L’abandon des Tuileries était bien plus grand encore que ne le pensait la reine. Le château était déjà seul et comme une île dans Paris. Toute la ville était ou hostile ou dans une neutralité moins que sympathique. La Révolution venait de s’accomplir à l’Hôtel de Ville ; le premier sang était versé, celui de Mandat, commandant général de la garde nationale.

Mandat, arrivé à la Grève, l’avait trouvée toute changée. Une foule immense remplissait tout l’Hôtel de Ville, toute la place. Le poste qu’il avait mis à l’arcade Saint-Jean en avait été écarté. Avancer était périlleux, retourner était impossible. Il suivit la fatalité, monta et se trouva en face de la nouvelle Commune, en présence de l’insurrection qu’il avait promis d’écraser. Tombé au piège de ceux contre qui il avait dressé ses pièges, interrogé en vertu de quel ordre il avait doublé la garde du château, il allégua un ordre du maire (ordre déjà ancien et sans rapport avec la journée du 10) ; puis il convint qu’il n’avait à présenter nul autre acte qu’une réquisition adressée par lui au département. Enfin, ne sachant plus que dire, il prétendit qu’un commandant avait droit de prendre des précautions subites pour un événement imprévu. On lui rappela qu’il avait dit au château, en parlant de Pétion : « Sa tête nous répond du moindre mouvement. » Celle de Mandat ne tenait guère. Ce qui décida son sort, c’est qu’on jeta sur le bureau l’ordre même qu’il avait donné au commandant du poste de l’arcade Saint-Jean, de faire feu sur les colonnes du peuple en l’attaquant par derrière. Un hourra universel s’éleva contre lui, on lui mit la main au collet, on le traîna à la prison de la ville ; mais quelqu’un observa qu’il y serait tué sur l’heure. On essaya de le transférer à l’Abbaye.
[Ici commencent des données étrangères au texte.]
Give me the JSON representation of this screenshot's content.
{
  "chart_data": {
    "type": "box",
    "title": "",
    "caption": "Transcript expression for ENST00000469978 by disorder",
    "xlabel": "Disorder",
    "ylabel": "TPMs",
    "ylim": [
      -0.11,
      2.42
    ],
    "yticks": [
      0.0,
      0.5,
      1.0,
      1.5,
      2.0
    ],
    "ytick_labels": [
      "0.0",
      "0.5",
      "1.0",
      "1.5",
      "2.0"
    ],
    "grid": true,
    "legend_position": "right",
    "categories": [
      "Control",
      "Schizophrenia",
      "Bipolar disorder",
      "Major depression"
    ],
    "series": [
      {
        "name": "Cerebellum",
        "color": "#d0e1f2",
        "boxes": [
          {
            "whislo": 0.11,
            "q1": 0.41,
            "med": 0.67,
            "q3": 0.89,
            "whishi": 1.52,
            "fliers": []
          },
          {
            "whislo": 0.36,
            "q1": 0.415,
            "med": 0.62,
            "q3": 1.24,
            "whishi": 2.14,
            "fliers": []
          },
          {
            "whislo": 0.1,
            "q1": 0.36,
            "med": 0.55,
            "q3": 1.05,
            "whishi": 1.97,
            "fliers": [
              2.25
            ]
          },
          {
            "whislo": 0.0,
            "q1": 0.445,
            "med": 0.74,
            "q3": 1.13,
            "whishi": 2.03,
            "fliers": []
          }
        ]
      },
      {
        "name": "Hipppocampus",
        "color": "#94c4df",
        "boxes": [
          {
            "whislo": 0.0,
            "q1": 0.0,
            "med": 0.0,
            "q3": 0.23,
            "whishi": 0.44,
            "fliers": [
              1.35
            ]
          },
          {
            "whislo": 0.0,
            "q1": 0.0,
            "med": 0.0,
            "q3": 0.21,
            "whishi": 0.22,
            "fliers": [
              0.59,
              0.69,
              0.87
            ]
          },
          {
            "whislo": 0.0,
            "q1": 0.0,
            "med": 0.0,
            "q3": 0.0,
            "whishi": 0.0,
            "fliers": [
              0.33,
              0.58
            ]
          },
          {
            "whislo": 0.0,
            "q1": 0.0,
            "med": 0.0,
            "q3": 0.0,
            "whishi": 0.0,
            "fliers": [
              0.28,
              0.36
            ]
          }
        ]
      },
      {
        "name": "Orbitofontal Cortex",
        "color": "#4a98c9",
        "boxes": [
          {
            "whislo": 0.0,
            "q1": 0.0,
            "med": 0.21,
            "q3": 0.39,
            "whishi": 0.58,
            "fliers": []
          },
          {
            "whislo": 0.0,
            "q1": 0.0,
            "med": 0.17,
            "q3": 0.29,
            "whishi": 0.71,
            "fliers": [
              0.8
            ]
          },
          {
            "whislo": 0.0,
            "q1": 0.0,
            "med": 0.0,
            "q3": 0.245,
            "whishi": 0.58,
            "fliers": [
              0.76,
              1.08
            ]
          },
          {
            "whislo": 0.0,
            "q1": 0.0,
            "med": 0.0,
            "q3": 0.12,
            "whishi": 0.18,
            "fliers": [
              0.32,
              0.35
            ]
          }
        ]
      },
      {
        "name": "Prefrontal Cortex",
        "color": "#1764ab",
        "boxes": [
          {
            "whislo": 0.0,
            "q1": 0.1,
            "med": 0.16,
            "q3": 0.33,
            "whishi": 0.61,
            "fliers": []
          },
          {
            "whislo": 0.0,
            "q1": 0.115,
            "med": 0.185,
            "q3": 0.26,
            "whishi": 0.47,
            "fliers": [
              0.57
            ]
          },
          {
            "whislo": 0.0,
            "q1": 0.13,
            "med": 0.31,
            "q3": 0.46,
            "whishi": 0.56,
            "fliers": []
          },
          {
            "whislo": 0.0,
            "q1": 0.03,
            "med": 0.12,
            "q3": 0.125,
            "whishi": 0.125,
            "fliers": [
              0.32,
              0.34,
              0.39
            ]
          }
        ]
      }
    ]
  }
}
Il y avait jusque-là, ce semble, hésitation parmi les chefs, incertitude sur les dispositions réelles du peuple, crainte et tâtonnement. Le tocsin leur avait paru d’abord si peu réussir qu’un moment ils eurent l’idée de le suspendre ; peut-être l’eussent-ils fait, s’ils l’eussent pu ; mais le contre-ordre eût été long à répandre dans Paris, et les cloches étaient lancées. Vers six heures, lorsque Mandat parut à l’Hôtel de Ville et fut arrêté, la Commune essaya de justifier cet acte. Elle envoya à l’Assemblée nationale accuser Mandat, assurer que, lui seul, avait fait sonner le tocsin, que c’était pour cette cause qu’on l’avait réprimandé. Un accident rompit ces ménagements politiques. Les violents ne permirent pas que Mandat parvînt vivant à l’Abbaye. À la sortie même de l’Hôtel de Ville, ils lui cassèrent la tête d’un coup de pistolet. La Commune, perdant ainsi son plus précieux otage, ne pouvait plus reculer ; elle fut, décidément et sans retour, jetée dans l’insurrection, et donna l’ordre de battre la générale.

Il était sept heures du matin, et déjà, de la Bastille jusqu’à l’église de Saint-Paul, dans cette partie ouverte et large de la rue Saint-Antoine, il y avait, nous l’avons dit, quatre-vingts ou cent divisions, chacune de cent hommes, armés de fusils, environ huit ou dix mille gardes nationaux. Leur empressement avait été extraordinaire, ce qu’on n’eût guère supposé d’après les lenteurs de la nuit. La masse, grossie dans la rue Saint-Antoine par chaque rue latérale qui avait fourni des affluents à ce fleuve, passa sans difficulté la fatale arcade Saint-Jean, où Mandat s’était flatté de l’anéantir. Elle resta une heure à la Grève, sans pouvoir obtenir d’ordres ; les uns disaient que la Commune espérait encore quelque concession de la cour, les autres que le faubourg Saint-Marceau traînait, qu’on craignait qu’il ne pût faire à temps sa jonction au Pont-Neuf.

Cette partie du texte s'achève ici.